There were no serious adverse events reported and no patients discontinued from the study.
Sarepta Therapeutics’ delandistrogene moxeparvovec (SRP-9001), an investigational gene therapy intended to treat ambulant individuals with Duchenne muscular dystrophy (DMD), has demonstrated functional improvements and safety in 4-year data from 4 patients treated in a phase 1/2a clinical trial (SRP-9001-101; NCT03375164).1 The data were presented orally in a session entitled “Gene and Cell Therapy Trials in Progress” at the American Society of Gene and Cell Therapy (ASGCT) 2023 Annual Meeting, held May 16-20, in Los Angeles, California.
In terms of functional outcomes, the patients, who had a mean age of 5.1 years at baseline, showed a mean improvement in North Star Ambulatory Assessment (NSAA) total scores of 7.0 (SD, 2.9) from baseline to 4 years posttreatment. This improvement stands in contrast to the decline typically expected in this age range for patients with DMD. Improvements were also observed from baseline to 4 years posttreatment in the patients’ mean scores for other functional tests including Mean Time to Rise, Mean 4-stair Climb, Mean 100 Meter Walk/Run (MWR), and Mean 10MWR.

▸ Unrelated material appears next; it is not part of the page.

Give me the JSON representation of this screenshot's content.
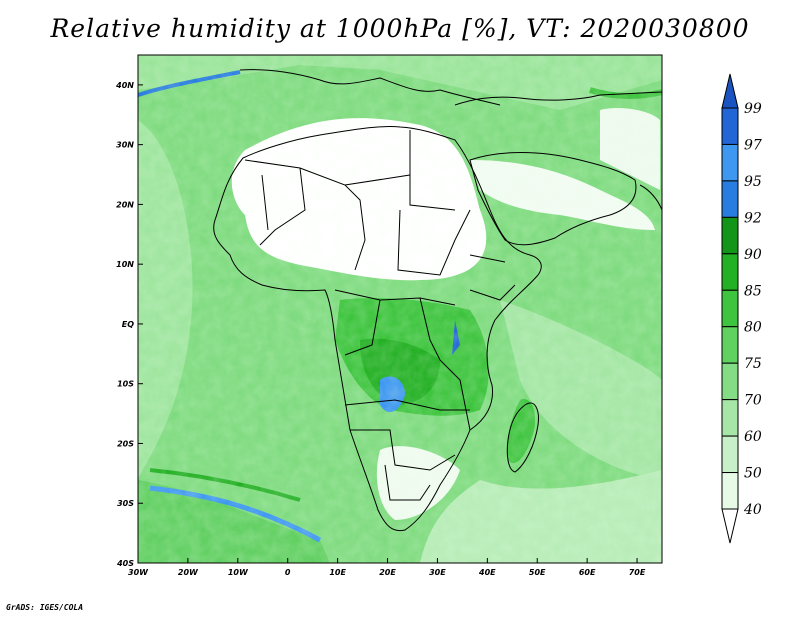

Eleonora D’Ambrosio, MD, a gene therapy fellow at Nationwide Children’s Hospital, Columbus Ohio, who presented the data on behalf of the study authors, pointed out that a particularly notable improvement of 60% was observed on the Mean 4-stair Climb test. The results from the clinical trial were also compared to an age-matched, propensity-score-weighted external control (EC) comparator group (n = 21). It was found that the difference in change from baseline NSAA total score to 4 years posttreatment between the trial group and the EC group was 9.9 (descriptive mean) or 9.4 (least square median; SE, 3.4), favoring the trial group.
In terms of safety, there were no serious adverse events (AEs) reported and no patients discontinued from the study. Treatment-related (TR) AEs occurred mostly within the first 70 days of treatment. All TRAEs were mild to moderate in severity and all resolved on their own. The most common TRAE was vomiting, which made up half of the 18 TRAEs. D’Ambrosio noted that this TRAE generally occurred in the first week following treatment and that it did not correlate with any abnormalities, including liver enzyme elevations.
“And speaking of liver enzymes, gamma-glutamyl transferase was actually elevated in 3 out of 4 patients in the first 3 months posttreatment and also resolved with increasing the steroid dose,” D’Ambrosio said.1 “These changes were asymptomatic."
"There were no hospitalizations and none of the AEs was associated with complement activation—so there was no cell lysis, no inflammation, no opsonization or thrombotic microangiopathies—and no other significant laboratory findings,” D’Ambrosio added.
The ages of the 4 patients treated in the study ranged from 4.0 to 6.0 at baseline and their baseline NSAA scores ranged from 18.0 to 26.0. One patient (referred to as Patient 1) had a height of 109.9 cm, a weight of 18.4 kg, and a BMI of 15.2 at baseline. Meanwhile, Patient 2 was 104.3 cm, 18.9 kg, and had a 17.4 BMI; Patient 3 was 110.0 cm, 21.4 kg, and had a 17.7 BMI; Patient 4 was 95.7 cm, 13.7 kg, and had a BMI of 15.0.
“I just want to highlight their BMI, [which ranged from approximately] 15-17, which is lower compared to what we would expect in this population at this age,” D’Ambrosio said.1 “It has been observed [in other studies] that patients with lower BMI actually respond better to gene transfer.”
D’Ambrosio concluded by stating that the study’s results suggest durable expression of SRP-9001 and provide supporting evidence that a single administration of SRP-9001 is well-tolerated. A biologics license application (BLA) for SRP-9001 is currently under review by the FDA.2 On May 24, 2023, Sarepta Therapeutics announced that the agency pushed the PDUFA date for the BLA from May 29, 2023, to June 22, 2023, citing a need for final label negotiations and postmarketing commitment discussions.